I'm kinda stuck on this one, I have 7 files with 30.000 lines/file like this
050 0.023 0.504336
050 0.024 0.529521
050 0.025 0.538908
050 0.026 0.537035
I want to find the mean line by line of the third column from the files named like this:
Stat-f-1.dat .... Stat-f-7.dat
Stat-s-1.dat .... Stat-s-7.dat
Calculate the mean of third column in awk:
awk '{x+=$3;next}END{print x/NR}' data
Now, do you want the mean from values of each files separately?
Or all Stat-f* files together, then all Stat-s*...?

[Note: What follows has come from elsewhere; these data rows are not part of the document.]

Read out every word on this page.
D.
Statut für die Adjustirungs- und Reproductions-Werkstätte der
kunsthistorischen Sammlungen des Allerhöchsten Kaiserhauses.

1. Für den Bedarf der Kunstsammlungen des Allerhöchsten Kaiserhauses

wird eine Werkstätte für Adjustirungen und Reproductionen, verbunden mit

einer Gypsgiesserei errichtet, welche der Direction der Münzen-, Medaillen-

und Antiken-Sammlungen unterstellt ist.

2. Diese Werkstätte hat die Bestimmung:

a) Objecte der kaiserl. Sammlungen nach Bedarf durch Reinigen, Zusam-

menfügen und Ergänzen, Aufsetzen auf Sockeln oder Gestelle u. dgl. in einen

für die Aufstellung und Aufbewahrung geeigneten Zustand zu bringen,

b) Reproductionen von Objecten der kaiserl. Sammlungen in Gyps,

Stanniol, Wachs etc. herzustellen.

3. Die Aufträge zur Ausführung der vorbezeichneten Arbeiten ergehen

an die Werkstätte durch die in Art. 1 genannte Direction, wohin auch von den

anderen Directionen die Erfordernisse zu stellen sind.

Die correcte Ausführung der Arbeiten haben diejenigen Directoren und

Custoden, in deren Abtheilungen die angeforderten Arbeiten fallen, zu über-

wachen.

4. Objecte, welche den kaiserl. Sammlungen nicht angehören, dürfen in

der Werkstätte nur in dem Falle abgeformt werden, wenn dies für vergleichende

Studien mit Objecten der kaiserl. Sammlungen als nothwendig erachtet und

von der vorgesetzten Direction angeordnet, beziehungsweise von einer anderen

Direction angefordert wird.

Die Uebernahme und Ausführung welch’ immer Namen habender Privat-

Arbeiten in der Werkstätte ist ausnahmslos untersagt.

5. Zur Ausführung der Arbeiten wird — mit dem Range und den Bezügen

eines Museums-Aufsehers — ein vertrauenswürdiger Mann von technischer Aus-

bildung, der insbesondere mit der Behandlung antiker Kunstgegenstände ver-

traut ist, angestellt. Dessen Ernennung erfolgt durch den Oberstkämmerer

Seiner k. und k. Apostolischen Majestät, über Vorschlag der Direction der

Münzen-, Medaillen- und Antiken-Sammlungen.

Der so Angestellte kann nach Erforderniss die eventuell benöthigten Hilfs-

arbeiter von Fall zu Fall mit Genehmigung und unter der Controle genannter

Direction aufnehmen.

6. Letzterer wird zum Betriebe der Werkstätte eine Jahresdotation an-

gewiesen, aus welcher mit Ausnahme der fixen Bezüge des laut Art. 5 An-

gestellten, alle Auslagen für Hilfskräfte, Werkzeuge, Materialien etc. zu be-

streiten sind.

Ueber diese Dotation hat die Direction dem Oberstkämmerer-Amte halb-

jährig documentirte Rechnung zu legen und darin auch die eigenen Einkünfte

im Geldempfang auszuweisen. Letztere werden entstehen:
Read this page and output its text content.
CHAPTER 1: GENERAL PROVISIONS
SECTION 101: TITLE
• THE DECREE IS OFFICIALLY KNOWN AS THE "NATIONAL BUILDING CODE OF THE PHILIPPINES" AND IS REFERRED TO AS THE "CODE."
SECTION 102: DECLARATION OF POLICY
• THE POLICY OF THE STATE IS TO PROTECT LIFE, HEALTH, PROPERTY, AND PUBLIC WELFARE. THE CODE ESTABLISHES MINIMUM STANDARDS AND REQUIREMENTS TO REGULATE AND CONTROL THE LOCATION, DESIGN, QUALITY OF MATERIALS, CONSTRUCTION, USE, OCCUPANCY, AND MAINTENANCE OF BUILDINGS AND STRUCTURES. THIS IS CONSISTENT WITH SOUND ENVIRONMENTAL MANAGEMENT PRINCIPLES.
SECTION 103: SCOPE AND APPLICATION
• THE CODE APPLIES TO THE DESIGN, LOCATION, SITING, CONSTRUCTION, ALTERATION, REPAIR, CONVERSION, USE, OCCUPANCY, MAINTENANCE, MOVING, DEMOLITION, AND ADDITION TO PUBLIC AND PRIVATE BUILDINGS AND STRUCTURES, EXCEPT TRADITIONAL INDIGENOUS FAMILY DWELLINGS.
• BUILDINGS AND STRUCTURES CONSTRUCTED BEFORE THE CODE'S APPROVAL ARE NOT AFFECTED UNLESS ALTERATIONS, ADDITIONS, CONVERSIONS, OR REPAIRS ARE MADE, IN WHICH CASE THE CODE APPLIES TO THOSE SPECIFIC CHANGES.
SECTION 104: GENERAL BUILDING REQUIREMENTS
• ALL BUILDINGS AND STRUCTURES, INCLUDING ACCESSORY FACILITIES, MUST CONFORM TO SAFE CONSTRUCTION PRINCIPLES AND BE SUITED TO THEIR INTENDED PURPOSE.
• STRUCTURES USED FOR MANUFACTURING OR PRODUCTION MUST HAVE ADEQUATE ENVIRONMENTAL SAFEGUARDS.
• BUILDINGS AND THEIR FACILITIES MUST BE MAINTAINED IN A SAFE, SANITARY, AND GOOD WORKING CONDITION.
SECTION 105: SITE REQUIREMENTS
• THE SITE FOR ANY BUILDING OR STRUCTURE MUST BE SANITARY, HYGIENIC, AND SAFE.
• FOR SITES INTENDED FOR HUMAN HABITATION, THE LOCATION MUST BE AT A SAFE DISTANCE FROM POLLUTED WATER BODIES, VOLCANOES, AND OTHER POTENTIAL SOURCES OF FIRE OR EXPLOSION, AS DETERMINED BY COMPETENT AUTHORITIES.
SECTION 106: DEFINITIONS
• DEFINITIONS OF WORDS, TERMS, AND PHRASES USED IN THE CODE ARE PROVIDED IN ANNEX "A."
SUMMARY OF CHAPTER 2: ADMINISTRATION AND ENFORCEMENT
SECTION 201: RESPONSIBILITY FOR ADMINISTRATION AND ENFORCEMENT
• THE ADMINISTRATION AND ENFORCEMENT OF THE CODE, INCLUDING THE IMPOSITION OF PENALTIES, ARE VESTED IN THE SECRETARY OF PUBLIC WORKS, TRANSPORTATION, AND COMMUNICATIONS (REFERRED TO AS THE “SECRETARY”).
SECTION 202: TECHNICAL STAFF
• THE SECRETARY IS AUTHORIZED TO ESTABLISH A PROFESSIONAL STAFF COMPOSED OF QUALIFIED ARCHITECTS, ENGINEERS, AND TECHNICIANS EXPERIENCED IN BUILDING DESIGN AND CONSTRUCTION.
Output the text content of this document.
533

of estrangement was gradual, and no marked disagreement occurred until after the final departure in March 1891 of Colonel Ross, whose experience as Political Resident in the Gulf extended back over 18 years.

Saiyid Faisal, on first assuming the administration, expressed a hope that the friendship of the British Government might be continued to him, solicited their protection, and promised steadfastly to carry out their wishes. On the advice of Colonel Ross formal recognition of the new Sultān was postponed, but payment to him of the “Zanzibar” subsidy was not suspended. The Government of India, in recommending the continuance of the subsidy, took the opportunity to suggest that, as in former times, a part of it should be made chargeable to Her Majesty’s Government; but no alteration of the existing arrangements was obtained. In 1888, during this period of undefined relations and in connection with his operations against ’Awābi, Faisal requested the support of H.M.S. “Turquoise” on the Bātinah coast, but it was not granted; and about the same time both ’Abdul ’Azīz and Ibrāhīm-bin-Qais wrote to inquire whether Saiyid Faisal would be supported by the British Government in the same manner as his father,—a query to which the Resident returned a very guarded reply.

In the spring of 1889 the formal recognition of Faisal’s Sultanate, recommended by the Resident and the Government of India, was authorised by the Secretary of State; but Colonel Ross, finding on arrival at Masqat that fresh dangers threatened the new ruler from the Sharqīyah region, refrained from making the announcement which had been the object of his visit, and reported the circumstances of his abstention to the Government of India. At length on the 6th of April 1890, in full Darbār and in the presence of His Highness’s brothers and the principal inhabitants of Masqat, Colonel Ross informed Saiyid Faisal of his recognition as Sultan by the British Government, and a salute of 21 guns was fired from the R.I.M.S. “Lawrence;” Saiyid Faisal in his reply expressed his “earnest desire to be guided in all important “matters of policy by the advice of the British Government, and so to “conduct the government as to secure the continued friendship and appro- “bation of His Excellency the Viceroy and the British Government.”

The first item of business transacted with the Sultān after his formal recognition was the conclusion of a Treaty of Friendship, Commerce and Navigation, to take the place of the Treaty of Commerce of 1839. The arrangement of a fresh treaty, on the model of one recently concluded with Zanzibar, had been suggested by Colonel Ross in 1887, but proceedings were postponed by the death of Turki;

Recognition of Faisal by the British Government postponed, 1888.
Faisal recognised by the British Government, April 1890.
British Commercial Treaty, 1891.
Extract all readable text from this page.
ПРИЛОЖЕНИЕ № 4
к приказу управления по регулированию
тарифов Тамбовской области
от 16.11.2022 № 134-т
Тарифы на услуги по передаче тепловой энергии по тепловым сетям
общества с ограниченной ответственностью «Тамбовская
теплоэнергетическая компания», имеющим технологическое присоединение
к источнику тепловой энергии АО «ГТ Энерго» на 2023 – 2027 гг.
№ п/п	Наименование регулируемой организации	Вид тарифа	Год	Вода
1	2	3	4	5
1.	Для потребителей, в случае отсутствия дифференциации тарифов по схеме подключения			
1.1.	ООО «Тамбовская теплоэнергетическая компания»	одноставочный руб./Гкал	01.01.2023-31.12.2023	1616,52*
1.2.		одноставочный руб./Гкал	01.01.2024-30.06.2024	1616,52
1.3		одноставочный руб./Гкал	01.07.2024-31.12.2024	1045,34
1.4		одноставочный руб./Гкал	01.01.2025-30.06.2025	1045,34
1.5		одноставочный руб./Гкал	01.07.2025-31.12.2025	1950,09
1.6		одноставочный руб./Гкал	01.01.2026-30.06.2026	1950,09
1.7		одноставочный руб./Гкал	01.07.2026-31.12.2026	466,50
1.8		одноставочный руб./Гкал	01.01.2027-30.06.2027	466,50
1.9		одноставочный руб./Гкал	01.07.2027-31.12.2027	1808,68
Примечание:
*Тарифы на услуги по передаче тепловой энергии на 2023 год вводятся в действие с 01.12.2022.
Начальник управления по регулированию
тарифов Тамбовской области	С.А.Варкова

I wanted the average line by line, 1st line of all files print average in a new file, 2nd line, and so on...
not tested....
awk '{x[FNR]+=$3;next}END{for(i=1;i in x;i++) print x/ARGC}' allMyFilesWildWildCard
1 Like
file 1
001 0.046 0.667267
001 0.047 0.672028
001 0.048 0.656025
001 0.049 0.660557
002 0.000 0.669553
002 0.001 0.594648
002 0.002 0.586738
002 0.003 0.593728
002 0.004 0.593658
File 2
001 0.046 0.654565
001 0.047 0.665057
001 0.048 0.660074
001 0.049 0.670424
002 0.000 0.669462
002 0.001 0.594793
002 0.002 0.589329
002 0.003 0.593949
002 0.004 0.592371
They are seven (7) files
Desired Output
001 0.046 Average of the nth line from the two files
001 0.047 Average of the nth line from the two files
001 0.048 Average of the nth line from the two files
001 0.049 Average of the nth line from the two files
002 0.000 Average of the nth line from the two files
002 0.001 Average of the nth line from the two files
002 0.002 Average of the nth line from the two files
002 0.003 Average of the nth line from the two files
002 0.004 Average of the nth line from the two files
Thanks for your help!! Can you try on those files?
The filenames are like Stat-zz.dat, zz goes from 00 to 07
ariasfco:
file 1
001 0.046 0.667267
001 0.047 0.672028
001 0.048 0.656025
001 0.049 0.660557
002 0.000 0.669553
002 0.001 0.594648
002 0.002 0.586738
002 0.003 0.593728
002 0.004 0.593658
File 2
001 0.046 0.654565
001 0.047 0.665057
001 0.048 0.660074
001 0.049 0.670424
002 0.000 0.669462
002 0.001 0.594793
002 0.002 0.589329
002 0.003 0.593949
002 0.004 0.592371
They are seven (7) files
Desired Output
001 0.046 Average of the nth line from the two files
001 0.047 Average of the nth line from the two files
001 0.048 Average of the nth line from the two files
001 0.049 Average of the nth line from the two files
002 0.000 Average of the nth line from the two files
002 0.001 Average of the nth line from the two files
002 0.002 Average of the nth line from the two files
002 0.003 Average of the nth line from the two files
002 0.004 Average of the nth line from the two files
Thanks for your help!! Can you try on those files?
The filenames are like Stat-zz.dat, zz goes from 00 to 07
I'll let you do the honors and let us know how it goes!
Good luck!
mirni
May 26, 2011, 6:13pm
7
@vgersh99 : you need to divide by (ARGC-1)
@AriasFco : try this:
$ awk '{
avg[$1,$2]+=$3;
i[FNR]=$1 SUBSEP $2
}
END{
for(k in i) sorted_i[j++]=k+0;
n=asort(i,sorted_i);
for(j=1; j<=n; j++)
print i[j]"\t" avg[i[j]]/(ARGC-2)
}' SUBSEP='\t' Stat-f-*.dat
2 Likes
ok, a little change:
awk '{x[FNR]+=$3;next}END{for(i=1;i in x;i++) print x/(ARGC-1)}' Stat-0[0-7].dat
yep, just noted that myself - thanks for the catch!